Swansea Bay tidal power: Images of £650m plan unveiled

An artist's impression of how the lagoon could look
Image caption An artist's impression of how the lagoon in Swansea could look

A firm behind proposals for a £650m tidal lagoon in Swansea Bay have released more details of its plans and photographs of what it could look like.

Tidal Lagoon Swansea Bay Ltd said the scheme could generate 450,000 MWh per year - enough to supply 107,000 homes.

It hopes to submit a planning application in October and the lagoon could be working as soon as 2017.

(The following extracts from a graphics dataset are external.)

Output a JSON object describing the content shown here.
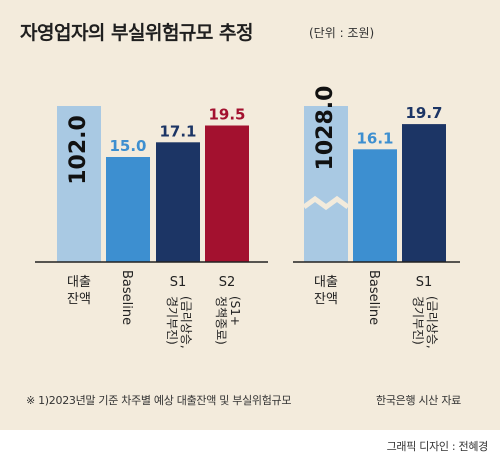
{
  "title": "자영업자의 부실위험규모 추정",
  "unit": "(단위 : 조원)",
  "footnote": "※ 1)2023년말 기준 차주별 예상 대출잔액 및 부실위험규모",
  "source": "한국은행 시산 자료",
  "credit": "그래픽 디자인 : 전혜경",
  "colors": {
    "background": "#f3ebdc",
    "loan": "#a9c9e3",
    "baseline": "#3d8fd0",
    "s1": "#1c3565",
    "s2": "#a3112f"
  },
  "chart_data": [
    {
      "type": "bar",
      "axis_break": true,
      "categories": [
        "대출\n잔액",
        "Baseline",
        "S1\n(금리상승,\n경기부진)",
        "S2\n(S1+\n정책종료)"
      ],
      "values": [
        102.0,
        15.0,
        17.1,
        19.5
      ],
      "value_labels": [
        "102.0",
        "15.0",
        "17.1",
        "19.5"
      ],
      "bar_colors": [
        "loan",
        "baseline",
        "s1",
        "s2"
      ]
    },
    {
      "type": "bar",
      "axis_break": true,
      "categories": [
        "대출\n잔액",
        "Baseline",
        "S1\n(금리상승,\n경기부진)"
      ],
      "values": [
        1028.0,
        16.1,
        19.7
      ],
      "value_labels": [
        "1028.0",
        "16.1",
        "19.7"
      ],
      "bar_colors": [
        "loan",
        "baseline",
        "s1"
      ]
    }
  ]
}
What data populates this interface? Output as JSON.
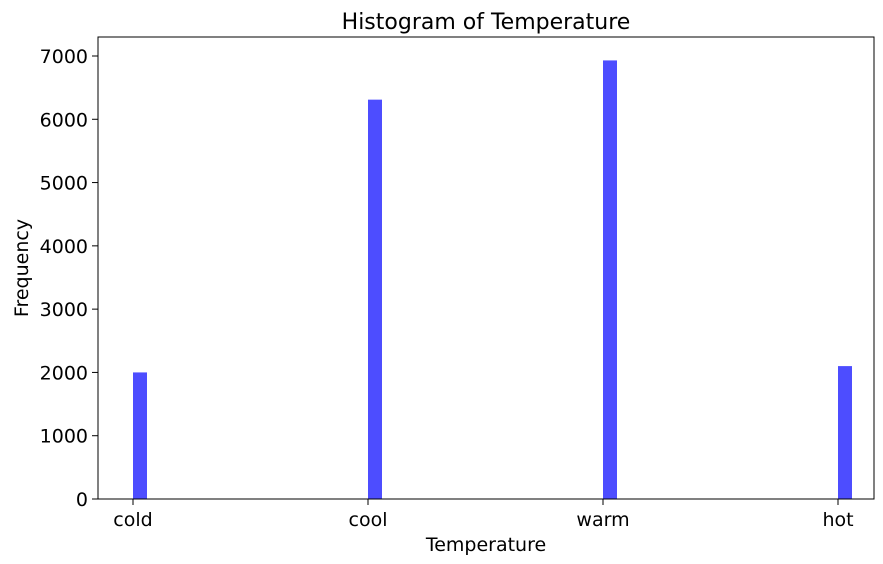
{
  "chart_data": {
    "type": "bar",
    "title": "Histogram of Temperature",
    "xlabel": "Temperature",
    "ylabel": "Frequency",
    "categories": [
      "cold",
      "cool",
      "warm",
      "hot"
    ],
    "values": [
      2000,
      6310,
      6930,
      2100
    ],
    "ylim": [
      0,
      7300
    ],
    "yticks": [
      0,
      1000,
      2000,
      3000,
      4000,
      5000,
      6000,
      7000
    ],
    "grid": false,
    "bar_color": "#4d4dff"
  }
}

Two phases of consultation are planned, with the first in June and July and a second expected after the application.

The planned lagoon, which would take about two years to build, would comprise an impounding "breakwater or seawall" of about 10.5km (6.5 miles) in length, and capable of holding 11 square kms (4 sq miles) of water.

It would hold on to water and then let it out through turbines at both high and low tides which would generate electricity.

At low tide, water would flow from the lagoon into the sea, and from the sea into the lagoon at high tide.

But its size - over 100 megawatts - means its future will be decided by the UK government.

Alex Herbert, head of planning for Tidal Lagoon Swansea Bay Ltd, said: "It will be the first purpose-built tidal lagoon in the world.

"We are still refining the layout, but we estimate the lagoon wall will be 10.5km long and enclose 11km sq of water.

"We also believe very strongly in the additional benefits it will bring. It will allow people to participate in or watch sport or people can walk or cycle along the wall.

"Two public consultations are planned - one in June and July and the second after the planning application has been submitted."

He said power cables would carry the energy from the lagoon to the national Grid in Baglan.

The lagoon will broadly encompass the coast between Mumbles Head in Swansea and Port Talbot.

Image caption Water, let in and out of the lagoon twice a day, will generate power via turbines

There are also plans for an offshore visitor centre.

Plans for tidal power in Swansea Bay were first mooted in 2003 when a charity wanted to harness the tides to provide electricity for up to 10,000 homes.

In 2006, a firm called Tidal Electric Ltd put forward proposals to take the project on, but that has since been put on hold.

Now Tidal Lagoon Swansea Bay believes it can bring the project to reality.

Should the proposals go ahead, it is estimated the lifespan of the lagoon would be 100 years.